I spend mornings at my desk managing which patients are where, and my afternoons are usually full of meetings with multidisciplinary groups. Coming up with rules and processes can be quite complex, because there are a lot of competing priorities to balance. Obviously we need to reduce the risk of infection, but there are other things to consider, too: patients’ health might be affected if they can’t have loved ones or carers visit. We make those decisions with input from doctors, managers and medical ethicists. For example, in my portfolio we often deal with high-risk pregnancies where we know babies are likely to end up in the neonatal intensive care unit. Obviously you want the primary caregivers to be there, but in the context of Covid, that’s difficult. I remember having to speak to a couple who were about to receive a diagnosis for their newborn and both wanted to be there. That required me and the physician to grant an exception. We had to balance the emotional impact on the parents with the risk that they could potentially infect other patients. Then I had to screen them and instruct them on how to wear the proper PPE. I think they appreciated it in the end, because they felt less anxious going in, knowing they were keeping other people safe.

I’ve seen a few people posting conspiracies about how Covid is fake or caused by 5G towers on Facebook, and I’ve seen the anti-mask protesters in the news. My first response is just frustration, because it puts us all at risk. You think I want to be working weekends like this? But humans aren’t very good at change and I recognize they’re experiencing this in a completely different way than I am.

 

 

It’s been a funny time for someone with my background. I’m the person my friends and family turn to for information. It’s like a teeter-totter where I think I’m talking about Covid too much, but then somebody else brings it up and I feel like I don’t want to talk about it anymore.

When case numbers started to go down, I got a week off and I went up to my family’s cottage in Muskoka. I don’t really know where the time went, but it was fantastic to get a breather. That’s the best thing about being up there: I can do whatever I want, whether it’s wake surfing, or reading a book all day or playing cornhole into the wee hours.

I needed that, because now positive tests are rising again. We expected it, but we didn’t know when it would start.
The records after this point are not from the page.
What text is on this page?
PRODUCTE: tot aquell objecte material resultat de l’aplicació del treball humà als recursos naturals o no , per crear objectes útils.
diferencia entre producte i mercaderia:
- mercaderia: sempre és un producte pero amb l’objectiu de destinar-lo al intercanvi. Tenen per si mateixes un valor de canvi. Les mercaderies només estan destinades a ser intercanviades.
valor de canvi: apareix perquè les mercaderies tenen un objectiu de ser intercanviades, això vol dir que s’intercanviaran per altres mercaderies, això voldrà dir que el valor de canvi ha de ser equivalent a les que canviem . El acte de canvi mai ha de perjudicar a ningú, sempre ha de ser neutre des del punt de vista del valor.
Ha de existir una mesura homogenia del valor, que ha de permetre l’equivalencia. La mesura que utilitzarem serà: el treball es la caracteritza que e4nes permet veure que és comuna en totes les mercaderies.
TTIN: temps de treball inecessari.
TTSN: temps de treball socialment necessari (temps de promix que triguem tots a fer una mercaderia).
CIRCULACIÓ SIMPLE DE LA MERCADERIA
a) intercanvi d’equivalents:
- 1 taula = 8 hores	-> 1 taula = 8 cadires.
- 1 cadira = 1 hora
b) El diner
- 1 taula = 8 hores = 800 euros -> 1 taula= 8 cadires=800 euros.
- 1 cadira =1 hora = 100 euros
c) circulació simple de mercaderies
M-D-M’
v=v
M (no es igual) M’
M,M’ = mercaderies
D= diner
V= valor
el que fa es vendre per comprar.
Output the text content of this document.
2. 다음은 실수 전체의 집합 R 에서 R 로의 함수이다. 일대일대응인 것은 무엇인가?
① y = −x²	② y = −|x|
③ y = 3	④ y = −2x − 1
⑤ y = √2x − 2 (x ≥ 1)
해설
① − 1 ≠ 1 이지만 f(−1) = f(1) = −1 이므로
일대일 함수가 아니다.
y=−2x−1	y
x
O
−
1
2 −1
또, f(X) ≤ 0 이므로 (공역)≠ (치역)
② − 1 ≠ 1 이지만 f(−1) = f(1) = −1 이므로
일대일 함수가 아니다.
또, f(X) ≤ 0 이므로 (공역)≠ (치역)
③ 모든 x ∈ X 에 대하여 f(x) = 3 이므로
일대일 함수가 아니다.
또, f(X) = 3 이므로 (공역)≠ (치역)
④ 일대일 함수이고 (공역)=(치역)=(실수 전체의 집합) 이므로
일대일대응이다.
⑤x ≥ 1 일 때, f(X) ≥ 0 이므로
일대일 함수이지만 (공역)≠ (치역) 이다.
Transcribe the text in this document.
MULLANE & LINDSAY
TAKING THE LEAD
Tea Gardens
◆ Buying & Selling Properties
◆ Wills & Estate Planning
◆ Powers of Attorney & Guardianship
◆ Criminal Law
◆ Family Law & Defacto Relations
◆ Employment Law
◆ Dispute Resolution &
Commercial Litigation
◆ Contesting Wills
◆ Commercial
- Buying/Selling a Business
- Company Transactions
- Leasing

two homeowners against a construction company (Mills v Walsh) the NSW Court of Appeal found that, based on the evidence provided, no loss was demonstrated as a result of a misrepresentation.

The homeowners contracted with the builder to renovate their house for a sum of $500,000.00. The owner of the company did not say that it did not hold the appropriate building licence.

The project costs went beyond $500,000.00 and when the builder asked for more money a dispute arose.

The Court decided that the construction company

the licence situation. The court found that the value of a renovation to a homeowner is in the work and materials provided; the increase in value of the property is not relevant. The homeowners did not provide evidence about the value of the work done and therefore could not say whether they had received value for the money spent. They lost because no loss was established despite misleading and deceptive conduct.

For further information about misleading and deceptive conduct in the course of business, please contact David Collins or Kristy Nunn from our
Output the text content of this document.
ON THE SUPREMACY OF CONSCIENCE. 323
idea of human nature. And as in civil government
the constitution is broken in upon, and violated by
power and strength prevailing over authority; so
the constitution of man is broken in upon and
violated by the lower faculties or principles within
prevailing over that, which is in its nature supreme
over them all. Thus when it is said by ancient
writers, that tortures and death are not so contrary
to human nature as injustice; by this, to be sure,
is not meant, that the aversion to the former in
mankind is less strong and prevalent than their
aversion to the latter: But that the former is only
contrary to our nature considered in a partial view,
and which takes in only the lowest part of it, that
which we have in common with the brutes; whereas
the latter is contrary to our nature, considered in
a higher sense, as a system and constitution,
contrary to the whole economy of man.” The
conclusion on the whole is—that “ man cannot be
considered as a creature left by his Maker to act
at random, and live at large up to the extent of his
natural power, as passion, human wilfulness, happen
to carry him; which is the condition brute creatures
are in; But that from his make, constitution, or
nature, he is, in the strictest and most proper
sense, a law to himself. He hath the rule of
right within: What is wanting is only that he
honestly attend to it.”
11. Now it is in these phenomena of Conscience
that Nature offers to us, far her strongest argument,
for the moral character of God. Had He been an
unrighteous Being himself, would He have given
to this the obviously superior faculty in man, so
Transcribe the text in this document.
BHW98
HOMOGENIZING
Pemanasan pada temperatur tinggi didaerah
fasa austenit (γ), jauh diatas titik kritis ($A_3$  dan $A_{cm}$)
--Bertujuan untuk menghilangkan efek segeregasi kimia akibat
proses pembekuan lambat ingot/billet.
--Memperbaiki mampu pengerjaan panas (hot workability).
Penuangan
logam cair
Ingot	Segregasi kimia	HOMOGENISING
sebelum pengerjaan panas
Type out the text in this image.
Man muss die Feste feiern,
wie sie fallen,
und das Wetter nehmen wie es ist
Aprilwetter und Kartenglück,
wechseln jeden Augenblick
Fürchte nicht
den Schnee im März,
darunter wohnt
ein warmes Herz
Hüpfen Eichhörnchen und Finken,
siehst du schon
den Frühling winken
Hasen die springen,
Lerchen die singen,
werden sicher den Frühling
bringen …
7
It feels a bit like finishing your first marathon, then having someone tell you that you have to run another one.

Right now we’re at capacity, but we’ve learned a lot about the virus over the last six months, which helps. Access to the hospital is now fully restricted. And we have a better idea of how long patients are infectious, so we don’t necessarily have to keep them in private rooms for as long. That’s good because it helps us free up beds: the thing we really want to avoid is hallway medicine, because with a respiratory disease like Covid that makes an outbreak more likely.

I think things are going to be OK within the hospital, but it’s starting to look like a crisis out in the community. I’ve been surprised by how quickly the situation has worsened, and now that the community spread is wider and there’s less contact tracing, anybody can have the virus. Right now it’s mostly a younger demographic that’s affected, but if they start passing it on to their older relatives then we’re going to be hit hard.

The thing is, we’re not going to solve this inside the hospital. Over the past few weeks, I’ve tried to be understanding when I saw people inside restaurants and bars. We all have Covid fatigue. But at some point soon people are going to have to pull together and take this seriously. The messaging has been a little confused, but in the end it’s simple: if we all stay home for two weeks—or at least those who can stay home do so—we’ll beat this thing.

It’s going to be a challenge, and I’m going to be busy, but we did well the first time round, and we can do it again.